Sünbül Efendi Merkez Tekke’de aşure geleneğini anlamlı kılan diğer bir husus ise burada bulunan Çifte Sultanlar Türbesi’dir. Caminin avlusunda, Sünbül Efendi Türbesi’nin hemen önünde Hz. Hüseyin Efendimiz’in “Kerîmeteyn-i Muhteremeteyn” ismiyle de anılan kızlarının türbesi bulunmaktadır. İsimlerinin Fatma ve Sekine olduğu rivayet edilen Çifte Sultanların kabrini İstanbul’un fethini müteakip Sünbül Efendi hazretleri keşfetmiştir. Fetihten sonra merkez tekke olan bu mekan daha evvel kızlar manastırıydı. Hatta prenses Teodora’nın ömrünün sonuna doğru bu manastıra kapandığı, Çifte Sultanların manevi feyziyle İslamiyet’i kabul ederek burada öldüğü söylenir. Ancak birçok kaynakta geçen en önemli rivayetse Mısır’a deniz yoluyla götürülmek istenirken Çifte Sultanların Bizans kuvvetleri tarafından esir alındığı, daha sonra da bu tertemiz ve pak nesilden gelen muhterem sultanları şövalyelerle evlendirmek istediklerini, bunun üzerine de Fatma ve Sekine sultanların Cenab-ı Hakk’a yalvararak bu zilletten kendilerini kurtarmasını niyaz ettikleri, sabahleyin ikisinin de ruhlarını pak ve tertemiz olarak teslim ettikleri şeklindedir.

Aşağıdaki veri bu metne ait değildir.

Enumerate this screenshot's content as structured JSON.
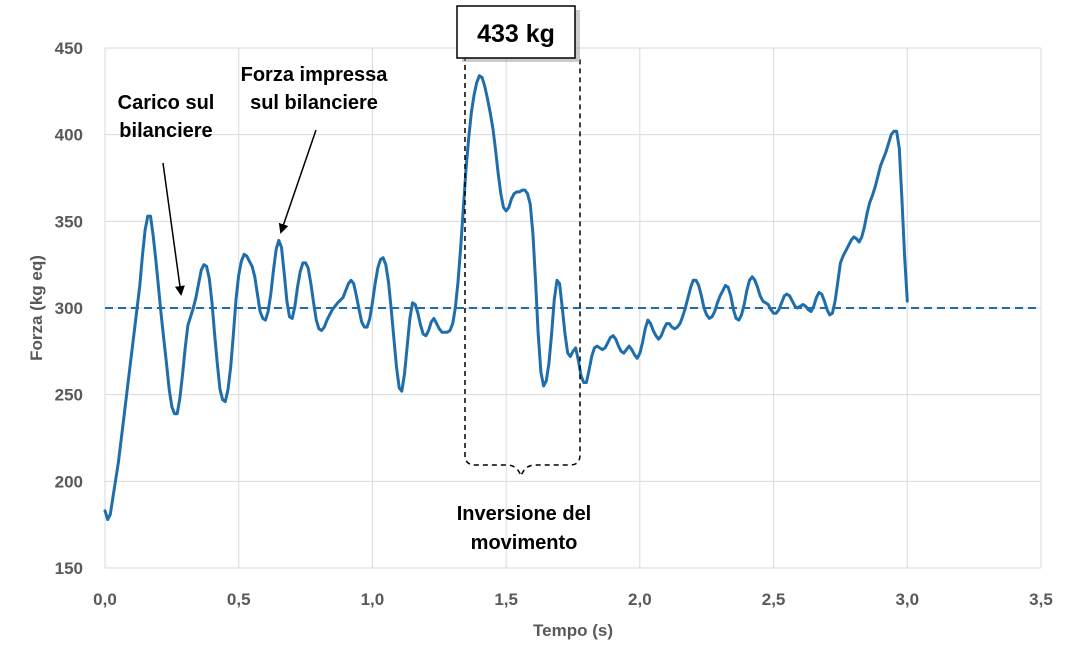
{
  "chart_data": {
    "type": "line",
    "title": "",
    "xlabel": "Tempo (s)",
    "ylabel": "Forza (kg eq)",
    "xlim": [
      0,
      3.5
    ],
    "ylim": [
      150,
      450
    ],
    "x_ticks": [
      "0,0",
      "0,5",
      "1,0",
      "1,5",
      "2,0",
      "2,5",
      "3,0",
      "3,5"
    ],
    "y_ticks": [
      "150",
      "200",
      "250",
      "300",
      "350",
      "400",
      "450"
    ],
    "grid": true,
    "colors": {
      "line": "#1F6EAB",
      "reference": "#1F6EAB",
      "grid": "#D9D9D9"
    },
    "reference_line": {
      "y": 300,
      "style": "dashed"
    },
    "series": [
      {
        "points": [
          [
            0.0,
            183
          ],
          [
            0.01,
            178
          ],
          [
            0.02,
            181
          ],
          [
            0.03,
            191
          ],
          [
            0.05,
            211
          ],
          [
            0.07,
            236
          ],
          [
            0.09,
            262
          ],
          [
            0.11,
            287
          ],
          [
            0.13,
            313
          ],
          [
            0.14,
            330
          ],
          [
            0.15,
            345
          ],
          [
            0.16,
            353
          ],
          [
            0.17,
            353
          ],
          [
            0.18,
            342
          ],
          [
            0.19,
            328
          ],
          [
            0.2,
            312
          ],
          [
            0.21,
            296
          ],
          [
            0.22,
            282
          ],
          [
            0.23,
            268
          ],
          [
            0.24,
            253
          ],
          [
            0.25,
            243
          ],
          [
            0.26,
            239
          ],
          [
            0.27,
            239
          ],
          [
            0.28,
            248
          ],
          [
            0.29,
            262
          ],
          [
            0.3,
            277
          ],
          [
            0.31,
            290
          ],
          [
            0.32,
            295
          ],
          [
            0.33,
            300
          ],
          [
            0.34,
            306
          ],
          [
            0.35,
            314
          ],
          [
            0.36,
            322
          ],
          [
            0.37,
            325
          ],
          [
            0.38,
            324
          ],
          [
            0.39,
            317
          ],
          [
            0.4,
            303
          ],
          [
            0.41,
            285
          ],
          [
            0.42,
            268
          ],
          [
            0.43,
            253
          ],
          [
            0.44,
            247
          ],
          [
            0.45,
            246
          ],
          [
            0.46,
            253
          ],
          [
            0.47,
            266
          ],
          [
            0.48,
            285
          ],
          [
            0.49,
            305
          ],
          [
            0.5,
            319
          ],
          [
            0.51,
            327
          ],
          [
            0.52,
            331
          ],
          [
            0.53,
            330
          ],
          [
            0.54,
            327
          ],
          [
            0.55,
            324
          ],
          [
            0.56,
            318
          ],
          [
            0.57,
            308
          ],
          [
            0.58,
            298
          ],
          [
            0.59,
            294
          ],
          [
            0.6,
            293
          ],
          [
            0.61,
            298
          ],
          [
            0.62,
            308
          ],
          [
            0.63,
            322
          ],
          [
            0.64,
            334
          ],
          [
            0.65,
            339
          ],
          [
            0.66,
            335
          ],
          [
            0.67,
            320
          ],
          [
            0.68,
            304
          ],
          [
            0.69,
            295
          ],
          [
            0.7,
            294
          ],
          [
            0.71,
            301
          ],
          [
            0.72,
            312
          ],
          [
            0.73,
            321
          ],
          [
            0.74,
            326
          ],
          [
            0.75,
            326
          ],
          [
            0.76,
            323
          ],
          [
            0.77,
            314
          ],
          [
            0.78,
            303
          ],
          [
            0.79,
            293
          ],
          [
            0.8,
            288
          ],
          [
            0.81,
            287
          ],
          [
            0.82,
            289
          ],
          [
            0.83,
            293
          ],
          [
            0.84,
            296
          ],
          [
            0.85,
            299
          ],
          [
            0.87,
            303
          ],
          [
            0.89,
            306
          ],
          [
            0.9,
            310
          ],
          [
            0.91,
            314
          ],
          [
            0.92,
            316
          ],
          [
            0.93,
            314
          ],
          [
            0.94,
            307
          ],
          [
            0.95,
            299
          ],
          [
            0.96,
            292
          ],
          [
            0.97,
            289
          ],
          [
            0.98,
            289
          ],
          [
            0.99,
            294
          ],
          [
            1.0,
            303
          ],
          [
            1.01,
            314
          ],
          [
            1.02,
            323
          ],
          [
            1.03,
            328
          ],
          [
            1.04,
            329
          ],
          [
            1.05,
            325
          ],
          [
            1.06,
            315
          ],
          [
            1.07,
            300
          ],
          [
            1.08,
            283
          ],
          [
            1.09,
            266
          ],
          [
            1.1,
            254
          ],
          [
            1.11,
            252
          ],
          [
            1.12,
            262
          ],
          [
            1.13,
            278
          ],
          [
            1.14,
            294
          ],
          [
            1.15,
            303
          ],
          [
            1.16,
            302
          ],
          [
            1.17,
            297
          ],
          [
            1.18,
            290
          ],
          [
            1.19,
            285
          ],
          [
            1.2,
            284
          ],
          [
            1.21,
            287
          ],
          [
            1.22,
            292
          ],
          [
            1.23,
            294
          ],
          [
            1.24,
            291
          ],
          [
            1.25,
            288
          ],
          [
            1.26,
            286
          ],
          [
            1.28,
            286
          ],
          [
            1.29,
            287
          ],
          [
            1.3,
            291
          ],
          [
            1.31,
            300
          ],
          [
            1.32,
            315
          ],
          [
            1.33,
            335
          ],
          [
            1.34,
            358
          ],
          [
            1.35,
            380
          ],
          [
            1.36,
            398
          ],
          [
            1.37,
            413
          ],
          [
            1.38,
            423
          ],
          [
            1.39,
            430
          ],
          [
            1.4,
            434
          ],
          [
            1.41,
            433
          ],
          [
            1.42,
            428
          ],
          [
            1.43,
            421
          ],
          [
            1.44,
            413
          ],
          [
            1.45,
            404
          ],
          [
            1.46,
            392
          ],
          [
            1.47,
            378
          ],
          [
            1.48,
            366
          ],
          [
            1.49,
            358
          ],
          [
            1.5,
            356
          ],
          [
            1.51,
            358
          ],
          [
            1.52,
            363
          ],
          [
            1.53,
            366
          ],
          [
            1.54,
            367
          ],
          [
            1.55,
            367
          ],
          [
            1.56,
            368
          ],
          [
            1.57,
            368
          ],
          [
            1.58,
            366
          ],
          [
            1.59,
            360
          ],
          [
            1.6,
            343
          ],
          [
            1.61,
            315
          ],
          [
            1.62,
            285
          ],
          [
            1.63,
            263
          ],
          [
            1.64,
            255
          ],
          [
            1.65,
            258
          ],
          [
            1.66,
            268
          ],
          [
            1.67,
            285
          ],
          [
            1.68,
            305
          ],
          [
            1.69,
            316
          ],
          [
            1.7,
            314
          ],
          [
            1.71,
            300
          ],
          [
            1.72,
            285
          ],
          [
            1.73,
            274
          ],
          [
            1.74,
            272
          ],
          [
            1.75,
            275
          ],
          [
            1.76,
            277
          ],
          [
            1.77,
            270
          ],
          [
            1.78,
            261
          ],
          [
            1.79,
            257
          ],
          [
            1.8,
            257
          ],
          [
            1.81,
            264
          ],
          [
            1.82,
            272
          ],
          [
            1.83,
            277
          ],
          [
            1.84,
            278
          ],
          [
            1.85,
            277
          ],
          [
            1.86,
            276
          ],
          [
            1.87,
            277
          ],
          [
            1.88,
            280
          ],
          [
            1.89,
            283
          ],
          [
            1.9,
            284
          ],
          [
            1.91,
            282
          ],
          [
            1.92,
            278
          ],
          [
            1.93,
            275
          ],
          [
            1.94,
            274
          ],
          [
            1.95,
            276
          ],
          [
            1.96,
            278
          ],
          [
            1.97,
            276
          ],
          [
            1.98,
            273
          ],
          [
            1.99,
            271
          ],
          [
            2.0,
            274
          ],
          [
            2.01,
            280
          ],
          [
            2.02,
            288
          ],
          [
            2.03,
            293
          ],
          [
            2.04,
            291
          ],
          [
            2.05,
            287
          ],
          [
            2.06,
            284
          ],
          [
            2.07,
            282
          ],
          [
            2.08,
            284
          ],
          [
            2.09,
            288
          ],
          [
            2.1,
            291
          ],
          [
            2.11,
            291
          ],
          [
            2.12,
            289
          ],
          [
            2.13,
            288
          ],
          [
            2.14,
            289
          ],
          [
            2.15,
            291
          ],
          [
            2.16,
            295
          ],
          [
            2.17,
            300
          ],
          [
            2.18,
            306
          ],
          [
            2.19,
            312
          ],
          [
            2.2,
            316
          ],
          [
            2.21,
            316
          ],
          [
            2.22,
            313
          ],
          [
            2.23,
            307
          ],
          [
            2.24,
            300
          ],
          [
            2.25,
            296
          ],
          [
            2.26,
            294
          ],
          [
            2.27,
            295
          ],
          [
            2.28,
            298
          ],
          [
            2.29,
            303
          ],
          [
            2.3,
            307
          ],
          [
            2.31,
            310
          ],
          [
            2.32,
            313
          ],
          [
            2.33,
            312
          ],
          [
            2.34,
            307
          ],
          [
            2.35,
            299
          ],
          [
            2.36,
            294
          ],
          [
            2.37,
            293
          ],
          [
            2.38,
            296
          ],
          [
            2.39,
            302
          ],
          [
            2.4,
            310
          ],
          [
            2.41,
            316
          ],
          [
            2.42,
            318
          ],
          [
            2.43,
            316
          ],
          [
            2.44,
            312
          ],
          [
            2.45,
            307
          ],
          [
            2.46,
            304
          ],
          [
            2.47,
            303
          ],
          [
            2.48,
            302
          ],
          [
            2.49,
            299
          ],
          [
            2.5,
            297
          ],
          [
            2.51,
            297
          ],
          [
            2.52,
            299
          ],
          [
            2.53,
            303
          ],
          [
            2.54,
            307
          ],
          [
            2.55,
            308
          ],
          [
            2.56,
            307
          ],
          [
            2.57,
            304
          ],
          [
            2.58,
            301
          ],
          [
            2.59,
            300
          ],
          [
            2.6,
            301
          ],
          [
            2.61,
            302
          ],
          [
            2.62,
            301
          ],
          [
            2.63,
            299
          ],
          [
            2.64,
            298
          ],
          [
            2.65,
            301
          ],
          [
            2.66,
            306
          ],
          [
            2.67,
            309
          ],
          [
            2.68,
            308
          ],
          [
            2.69,
            304
          ],
          [
            2.7,
            299
          ],
          [
            2.71,
            296
          ],
          [
            2.72,
            297
          ],
          [
            2.73,
            304
          ],
          [
            2.74,
            315
          ],
          [
            2.75,
            326
          ],
          [
            2.76,
            330
          ],
          [
            2.77,
            333
          ],
          [
            2.78,
            336
          ],
          [
            2.79,
            339
          ],
          [
            2.8,
            341
          ],
          [
            2.81,
            340
          ],
          [
            2.82,
            338
          ],
          [
            2.83,
            341
          ],
          [
            2.84,
            347
          ],
          [
            2.85,
            355
          ],
          [
            2.86,
            361
          ],
          [
            2.87,
            365
          ],
          [
            2.88,
            370
          ],
          [
            2.89,
            376
          ],
          [
            2.9,
            382
          ],
          [
            2.91,
            386
          ],
          [
            2.92,
            390
          ],
          [
            2.93,
            395
          ],
          [
            2.94,
            400
          ],
          [
            2.95,
            402
          ],
          [
            2.96,
            402
          ],
          [
            2.97,
            392
          ],
          [
            2.98,
            363
          ],
          [
            2.99,
            330
          ],
          [
            3.0,
            304
          ]
        ]
      }
    ],
    "annotations": {
      "carico": [
        "Carico sul",
        "bilanciere"
      ],
      "forza": [
        "Forza impressa",
        "sul bilanciere"
      ],
      "inversione": [
        "Inversione del",
        "movimento"
      ],
      "peak_label": "433 kg"
    }
  }
}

Akşemseddin Hazretleri, Halid Bin Zeyd Ebû Eyyûb El-Ensârî Efendimiz’in kabrini nasıl kaybolduktan sonra fetihle beraber keşfettiyse Sünbül Sinan Hazretleri de kaybolmuş olan bu kabri keşfederek ortaya çıkarmıştır. Zira fetihten önce İstanbul’da büyük bir zulüm, dine ve ilme karşı büyük bir tahribat vardı. Bu sebepten din adamları hakaretle sürülüp öldürülüyor, insanların mukaddes ve mübarek kabul ettiği mekanlarda bir bir tahrip edilip ne ihyasına ne ziyaretine müsaade edilmiyordu. Fethe kadar da bunlar böyle devam etmişti.
Yaşadığımız 15 Temmuz darbe girişiminin ardından kardeşlik ve muhabbete ve tabi ki birlik ve beraberliğe ne kadar ihtiyacımız olduğunu söylemeye herhalde hacet yoktur. Zaten her devirde insanlık bu sevgi ve kardeşliğe muhtaçtır. Zalimlere el pençe divan durmayan Hz. Hüseyin ve onun muhabbet neferleri elbette Kerbela’da boşuna şehit olmamışlardır. Bir Allah’a ve bir Peygamber’e inanan Müslümanların bugün de kardeşlerinin kanının dökülmemesi zalimlere karşı bir vücut olabilmeleri için kendi değerlerine manevi örf ve adetlerine sıkı sıkıya sarılmaları, kendilerini ayrıştıracak değil birleştirecek güzelliklere kucak açmalıdırlar. Bizler bu birlik ve beraberliğe vurgu yapmak için kazanlarımızı harlıyor, gönülleri buluşturuyoruz.